In CPT code 43291, the physician removes one or more intragastric bariatric balloons. An endoscopic camera is introduced into the stomach through the esophagus. The balloon is punctured, aspirated, or connected to suction to remove the saline or gas. The balloon is deflated, grasped with forceps, and removed through the mouth. The physician may utilize a lubricating material such as mineral oil to ease the removal of the balloon through the esophagus.

43290 Esophagogastroduodenoscopy, flexible, transoral; with deployment of intragastric bariatric balloon 

43291 ; with removal of intragastric bariatric balloon(s) 

EGD is reported when an endoscope traverses the pyloric channel and enters the small intestine. Prior to 2023, the CPT code set did not include specific codes that described these procedures. The procedures are performed to assist in the treatment of conditions such as weight loss, generally for patients who have comorbid conditions complicating their obesity diagnosis (eg, hypertension, type II diabetes, fatty liver disease). Note that examination of the proximal duodenum or jejunum is required in the procedure described by the EGD codes.

To report esophagogastroscopy where the duodenum is deliberately not examined (eg, judged to be clinically not pertinent), or the clinical situation precludes such examination (eg, significant gastric retention precludes safe examination of the duodenum), append modifier 52, Reduced Services, if repeat examination is not planned, or modifier 53, Discontinued Procedure, if repeat examination is planned.

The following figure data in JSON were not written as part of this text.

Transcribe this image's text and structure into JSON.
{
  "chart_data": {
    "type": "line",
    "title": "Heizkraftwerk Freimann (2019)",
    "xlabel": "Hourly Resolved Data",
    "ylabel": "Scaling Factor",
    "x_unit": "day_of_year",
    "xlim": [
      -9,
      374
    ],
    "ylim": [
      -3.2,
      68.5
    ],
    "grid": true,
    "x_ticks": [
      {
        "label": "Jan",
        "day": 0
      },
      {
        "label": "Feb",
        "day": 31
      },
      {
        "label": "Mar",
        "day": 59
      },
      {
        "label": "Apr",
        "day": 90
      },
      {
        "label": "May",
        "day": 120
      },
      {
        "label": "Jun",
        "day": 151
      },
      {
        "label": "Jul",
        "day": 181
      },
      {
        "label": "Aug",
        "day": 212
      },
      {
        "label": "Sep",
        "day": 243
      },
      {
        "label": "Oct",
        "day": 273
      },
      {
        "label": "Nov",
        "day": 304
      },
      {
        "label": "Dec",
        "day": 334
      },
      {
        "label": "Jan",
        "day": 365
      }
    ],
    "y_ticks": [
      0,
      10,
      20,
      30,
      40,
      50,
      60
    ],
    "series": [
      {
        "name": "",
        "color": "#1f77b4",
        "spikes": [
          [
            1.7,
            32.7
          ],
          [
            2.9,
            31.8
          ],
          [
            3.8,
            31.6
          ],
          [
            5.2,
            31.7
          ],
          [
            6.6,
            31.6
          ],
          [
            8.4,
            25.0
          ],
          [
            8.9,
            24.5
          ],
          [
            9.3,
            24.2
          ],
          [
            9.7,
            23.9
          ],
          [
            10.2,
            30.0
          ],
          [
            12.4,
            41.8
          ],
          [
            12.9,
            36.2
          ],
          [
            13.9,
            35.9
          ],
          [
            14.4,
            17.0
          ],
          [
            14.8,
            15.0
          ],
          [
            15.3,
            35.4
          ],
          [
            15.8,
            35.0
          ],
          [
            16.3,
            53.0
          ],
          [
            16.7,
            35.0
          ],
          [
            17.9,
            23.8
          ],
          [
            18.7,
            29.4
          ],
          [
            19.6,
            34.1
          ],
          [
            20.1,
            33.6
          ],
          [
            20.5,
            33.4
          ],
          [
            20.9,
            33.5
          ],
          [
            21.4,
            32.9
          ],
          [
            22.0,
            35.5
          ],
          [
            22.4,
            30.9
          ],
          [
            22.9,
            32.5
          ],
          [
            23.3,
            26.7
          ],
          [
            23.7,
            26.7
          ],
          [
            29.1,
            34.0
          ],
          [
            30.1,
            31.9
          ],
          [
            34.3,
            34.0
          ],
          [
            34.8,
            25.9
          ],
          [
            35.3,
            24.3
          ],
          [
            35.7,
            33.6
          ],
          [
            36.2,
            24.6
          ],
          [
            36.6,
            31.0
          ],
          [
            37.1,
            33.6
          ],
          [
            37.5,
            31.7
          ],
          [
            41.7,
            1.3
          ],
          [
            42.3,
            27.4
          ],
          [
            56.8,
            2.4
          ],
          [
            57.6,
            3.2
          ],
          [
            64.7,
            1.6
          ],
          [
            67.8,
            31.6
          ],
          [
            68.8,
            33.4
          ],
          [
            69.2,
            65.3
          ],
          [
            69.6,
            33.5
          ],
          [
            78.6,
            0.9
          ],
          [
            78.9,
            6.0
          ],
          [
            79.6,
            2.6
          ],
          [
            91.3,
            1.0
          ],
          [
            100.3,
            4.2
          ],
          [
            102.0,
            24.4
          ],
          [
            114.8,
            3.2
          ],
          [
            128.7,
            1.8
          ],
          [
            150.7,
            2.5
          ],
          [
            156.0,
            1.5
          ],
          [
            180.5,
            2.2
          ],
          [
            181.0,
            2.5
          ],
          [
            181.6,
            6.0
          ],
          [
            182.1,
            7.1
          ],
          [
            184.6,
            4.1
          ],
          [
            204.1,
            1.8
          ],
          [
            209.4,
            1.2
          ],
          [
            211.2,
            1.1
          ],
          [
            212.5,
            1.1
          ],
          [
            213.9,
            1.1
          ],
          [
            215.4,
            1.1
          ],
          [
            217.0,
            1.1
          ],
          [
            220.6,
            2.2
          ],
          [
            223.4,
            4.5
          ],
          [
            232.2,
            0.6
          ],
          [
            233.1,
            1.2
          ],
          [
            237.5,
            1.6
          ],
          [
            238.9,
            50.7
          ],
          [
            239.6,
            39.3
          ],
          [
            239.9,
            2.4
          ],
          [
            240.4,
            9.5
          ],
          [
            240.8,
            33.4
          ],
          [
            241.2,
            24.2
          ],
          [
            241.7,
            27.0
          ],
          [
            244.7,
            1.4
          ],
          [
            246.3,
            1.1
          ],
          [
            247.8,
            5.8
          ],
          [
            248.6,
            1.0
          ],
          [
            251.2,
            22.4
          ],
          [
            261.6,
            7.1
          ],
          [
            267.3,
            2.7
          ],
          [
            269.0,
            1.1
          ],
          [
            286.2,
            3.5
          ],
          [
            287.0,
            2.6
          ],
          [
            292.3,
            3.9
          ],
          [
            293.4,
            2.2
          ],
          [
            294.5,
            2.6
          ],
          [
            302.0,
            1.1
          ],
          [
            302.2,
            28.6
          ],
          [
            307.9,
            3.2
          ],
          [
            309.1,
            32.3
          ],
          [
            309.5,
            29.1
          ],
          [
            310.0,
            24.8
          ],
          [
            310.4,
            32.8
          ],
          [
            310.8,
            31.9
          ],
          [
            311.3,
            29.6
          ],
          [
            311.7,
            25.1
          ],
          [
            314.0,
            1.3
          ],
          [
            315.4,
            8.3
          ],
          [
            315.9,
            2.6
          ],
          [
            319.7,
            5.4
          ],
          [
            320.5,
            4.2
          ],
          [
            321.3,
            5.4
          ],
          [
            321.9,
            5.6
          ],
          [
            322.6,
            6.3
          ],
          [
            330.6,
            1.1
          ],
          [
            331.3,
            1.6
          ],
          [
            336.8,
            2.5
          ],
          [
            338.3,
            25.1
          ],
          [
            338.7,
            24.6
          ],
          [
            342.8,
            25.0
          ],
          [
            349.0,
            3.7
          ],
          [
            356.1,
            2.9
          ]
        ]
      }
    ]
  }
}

Clinical example of Procedure code 43290

A 45-year-old female with a body mass index (BMI) of 33, who has not responded to dietary and pharmacologic interventions for weight loss, undergoes endoscopically guided insertion of a gastric balloon.

Clinical example of Procedure code 43291

A 45-year-old female who is 6 months post-placement of an intragastric balloon presents for removal of the balloon.